When applying FMEA to Figure 1, while bupropion is known as an evidence-based oral tobacco cessation option, there is the possibility that bupropion could be inadvertently prescribed from the order set in a hospitalized patient with alcohol withdrawal and withdrawal seizure history. These potentially dangerous situations can be avoided with FMEA. Thus, although bupropion may be evidence-based for NRT, decisions regarding order set design using EBM alone are insufficient.

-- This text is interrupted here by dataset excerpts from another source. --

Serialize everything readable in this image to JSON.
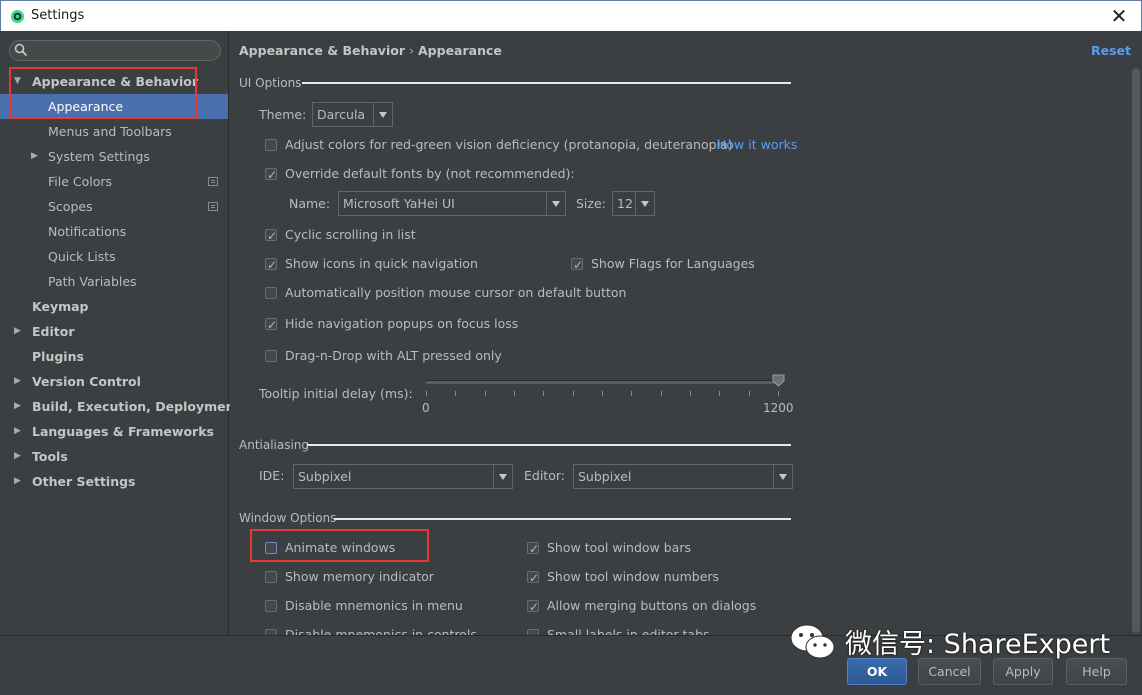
{
  "window": {
    "title": "Settings",
    "close_glyph": "✕"
  },
  "search": {
    "placeholder": "",
    "value": "",
    "icon": "search-icon"
  },
  "sidebar": {
    "items": [
      {
        "label": "Appearance & Behavior",
        "expanded": true
      },
      {
        "label": "Appearance",
        "selected": true
      },
      {
        "label": "Menus and Toolbars"
      },
      {
        "label": "System Settings",
        "expandable": true
      },
      {
        "label": "File Colors",
        "project_icon": true
      },
      {
        "label": "Scopes",
        "project_icon": true
      },
      {
        "label": "Notifications"
      },
      {
        "label": "Quick Lists"
      },
      {
        "label": "Path Variables"
      },
      {
        "label": "Keymap"
      },
      {
        "label": "Editor",
        "expandable": true
      },
      {
        "label": "Plugins"
      },
      {
        "label": "Version Control",
        "expandable": true
      },
      {
        "label": "Build, Execution, Deployment",
        "expandable": true
      },
      {
        "label": "Languages & Frameworks",
        "expandable": true
      },
      {
        "label": "Tools",
        "expandable": true
      },
      {
        "label": "Other Settings",
        "expandable": true
      }
    ]
  },
  "header": {
    "crumb_parent": "Appearance & Behavior",
    "crumb_sep": "›",
    "crumb_current": "Appearance",
    "reset_label": "Reset"
  },
  "ui_options": {
    "section_title": "UI Options",
    "theme_label": "Theme:",
    "theme_value": "Darcula",
    "adjust_colors": {
      "label": "Adjust colors for red-green vision deficiency (protanopia, deuteranopia)",
      "checked": false
    },
    "how_it_works": "How it works",
    "override_fonts": {
      "label": "Override default fonts by (not recommended):",
      "checked": true
    },
    "font_name_label": "Name:",
    "font_name_value": "Microsoft YaHei UI",
    "font_size_label": "Size:",
    "font_size_value": "12",
    "cyclic_scrolling": {
      "label": "Cyclic scrolling in list",
      "checked": true
    },
    "show_icons_nav": {
      "label": "Show icons in quick navigation",
      "checked": true
    },
    "show_flags": {
      "label": "Show Flags for Languages",
      "checked": true
    },
    "auto_position_mouse": {
      "label": "Automatically position mouse cursor on default button",
      "checked": false
    },
    "hide_nav_popups": {
      "label": "Hide navigation popups on focus loss",
      "checked": true
    },
    "drag_n_drop": {
      "label": "Drag-n-Drop with ALT pressed only",
      "checked": false
    },
    "tooltip_label": "Tooltip initial delay (ms):",
    "tooltip_min": "0",
    "tooltip_max": "1200",
    "tooltip_value_fraction": 1.0
  },
  "antialiasing": {
    "section_title": "Antialiasing",
    "ide_label": "IDE:",
    "ide_value": "Subpixel",
    "editor_label": "Editor:",
    "editor_value": "Subpixel"
  },
  "window_options": {
    "section_title": "Window Options",
    "animate_windows": {
      "label": "Animate windows",
      "checked": false
    },
    "show_tool_window_bars": {
      "label": "Show tool window bars",
      "checked": true
    },
    "show_memory_indicator": {
      "label": "Show memory indicator",
      "checked": false
    },
    "show_tool_window_numbers": {
      "label": "Show tool window numbers",
      "checked": true
    },
    "disable_mnemonics_menu": {
      "label": "Disable mnemonics in menu",
      "checked": false
    },
    "allow_merging_buttons": {
      "label": "Allow merging buttons on dialogs",
      "checked": true
    },
    "disable_mnemonics_controls": {
      "label": "Disable mnemonics in controls",
      "checked": false
    },
    "small_labels": {
      "label": "Small labels in editor tabs",
      "checked": false
    }
  },
  "footer": {
    "ok_label": "OK",
    "cancel_label": "Cancel",
    "apply_label": "Apply",
    "help_label": "Help"
  },
  "watermark": {
    "text": "微信号: ShareExpert"
  },
  "colors": {
    "selection": "#4b6eaf",
    "link": "#589df6",
    "highlight_box": "#e53935",
    "background": "#3c3f41"
  }
}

The practitioner must consider possible unintended consequences within order sets and target treatment options to the appropriate setting and audience. Although Figure 1 may appear to be more inclusive, the interdisciplinary committee designing the inpatient NRT order set felt there was heightened risk with introducing bupropion in Figure 1 and decided the risk would be lowered by removing bupropion from the redesigned NRT order set (Figure 2). In addition to the goal of balancing availability of NRT options with acceptable risk, Figure 2 also focused on building an NRT order set most applicable to the inpatient setting.

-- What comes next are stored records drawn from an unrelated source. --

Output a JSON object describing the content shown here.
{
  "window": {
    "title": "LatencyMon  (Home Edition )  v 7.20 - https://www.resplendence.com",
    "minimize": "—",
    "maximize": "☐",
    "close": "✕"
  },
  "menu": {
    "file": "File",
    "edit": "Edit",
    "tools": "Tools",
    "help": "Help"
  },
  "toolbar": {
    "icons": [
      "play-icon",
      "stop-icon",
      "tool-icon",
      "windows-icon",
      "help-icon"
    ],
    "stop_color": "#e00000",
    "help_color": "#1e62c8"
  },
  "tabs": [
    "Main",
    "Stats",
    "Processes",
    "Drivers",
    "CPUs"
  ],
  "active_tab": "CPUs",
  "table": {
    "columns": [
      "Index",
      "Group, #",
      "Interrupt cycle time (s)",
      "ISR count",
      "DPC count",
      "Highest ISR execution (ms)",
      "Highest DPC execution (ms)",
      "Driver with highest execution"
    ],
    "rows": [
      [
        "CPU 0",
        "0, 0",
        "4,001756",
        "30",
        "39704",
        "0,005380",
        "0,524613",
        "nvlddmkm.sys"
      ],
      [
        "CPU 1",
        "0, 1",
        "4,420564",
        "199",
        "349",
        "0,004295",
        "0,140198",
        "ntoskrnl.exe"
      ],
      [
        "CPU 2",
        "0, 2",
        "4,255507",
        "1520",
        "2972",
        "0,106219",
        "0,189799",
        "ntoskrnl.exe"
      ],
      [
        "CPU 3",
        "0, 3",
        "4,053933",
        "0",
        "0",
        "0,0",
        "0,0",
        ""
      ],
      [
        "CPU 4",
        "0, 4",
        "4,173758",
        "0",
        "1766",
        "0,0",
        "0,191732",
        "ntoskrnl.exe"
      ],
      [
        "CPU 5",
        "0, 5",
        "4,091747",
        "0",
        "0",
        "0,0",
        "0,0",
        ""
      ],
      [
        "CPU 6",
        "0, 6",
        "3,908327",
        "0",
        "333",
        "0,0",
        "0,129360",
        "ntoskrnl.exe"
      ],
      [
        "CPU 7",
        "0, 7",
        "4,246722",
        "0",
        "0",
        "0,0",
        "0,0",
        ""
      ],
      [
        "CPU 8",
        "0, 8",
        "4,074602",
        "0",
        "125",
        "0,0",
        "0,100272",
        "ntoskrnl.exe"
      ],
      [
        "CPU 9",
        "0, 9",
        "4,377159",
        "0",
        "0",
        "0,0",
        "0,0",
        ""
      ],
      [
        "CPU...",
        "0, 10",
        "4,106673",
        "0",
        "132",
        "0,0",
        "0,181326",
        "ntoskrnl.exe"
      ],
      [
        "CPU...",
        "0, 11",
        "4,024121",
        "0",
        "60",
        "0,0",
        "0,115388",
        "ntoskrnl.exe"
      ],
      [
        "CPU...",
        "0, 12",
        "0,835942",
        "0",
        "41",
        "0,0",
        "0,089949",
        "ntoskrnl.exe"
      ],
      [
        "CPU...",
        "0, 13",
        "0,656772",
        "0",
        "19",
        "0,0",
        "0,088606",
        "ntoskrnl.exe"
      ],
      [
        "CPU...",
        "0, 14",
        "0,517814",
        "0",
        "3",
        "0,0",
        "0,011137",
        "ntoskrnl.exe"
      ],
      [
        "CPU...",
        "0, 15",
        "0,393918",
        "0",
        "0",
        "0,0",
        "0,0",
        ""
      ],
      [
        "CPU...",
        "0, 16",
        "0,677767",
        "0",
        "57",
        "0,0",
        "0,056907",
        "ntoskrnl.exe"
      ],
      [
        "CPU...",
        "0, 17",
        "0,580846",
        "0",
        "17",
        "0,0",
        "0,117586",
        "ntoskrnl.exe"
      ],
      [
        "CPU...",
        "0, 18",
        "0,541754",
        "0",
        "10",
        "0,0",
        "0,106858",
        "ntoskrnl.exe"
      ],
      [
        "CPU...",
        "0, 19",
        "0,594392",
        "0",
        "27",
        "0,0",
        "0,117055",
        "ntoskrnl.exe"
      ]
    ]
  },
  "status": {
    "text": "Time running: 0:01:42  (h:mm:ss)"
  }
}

Including Evidence-Based Practices

EBM has become a routine part of clinical decision making. Therefore, including EBM in order set design is vital. EBM for NRT has demonstrated that combination therapy is more effective than is monotherapy to help tobacco users quit. Incremental doses of NRT are recommended for patients who use tobacco more frequently.10

As shown in Figures 1 and 2, both order set designs incorporate EBM for NRT. Although the importance of implementing EBM is evident, critical factors, such as HFE and FMEA make a difference with well-designed order sets.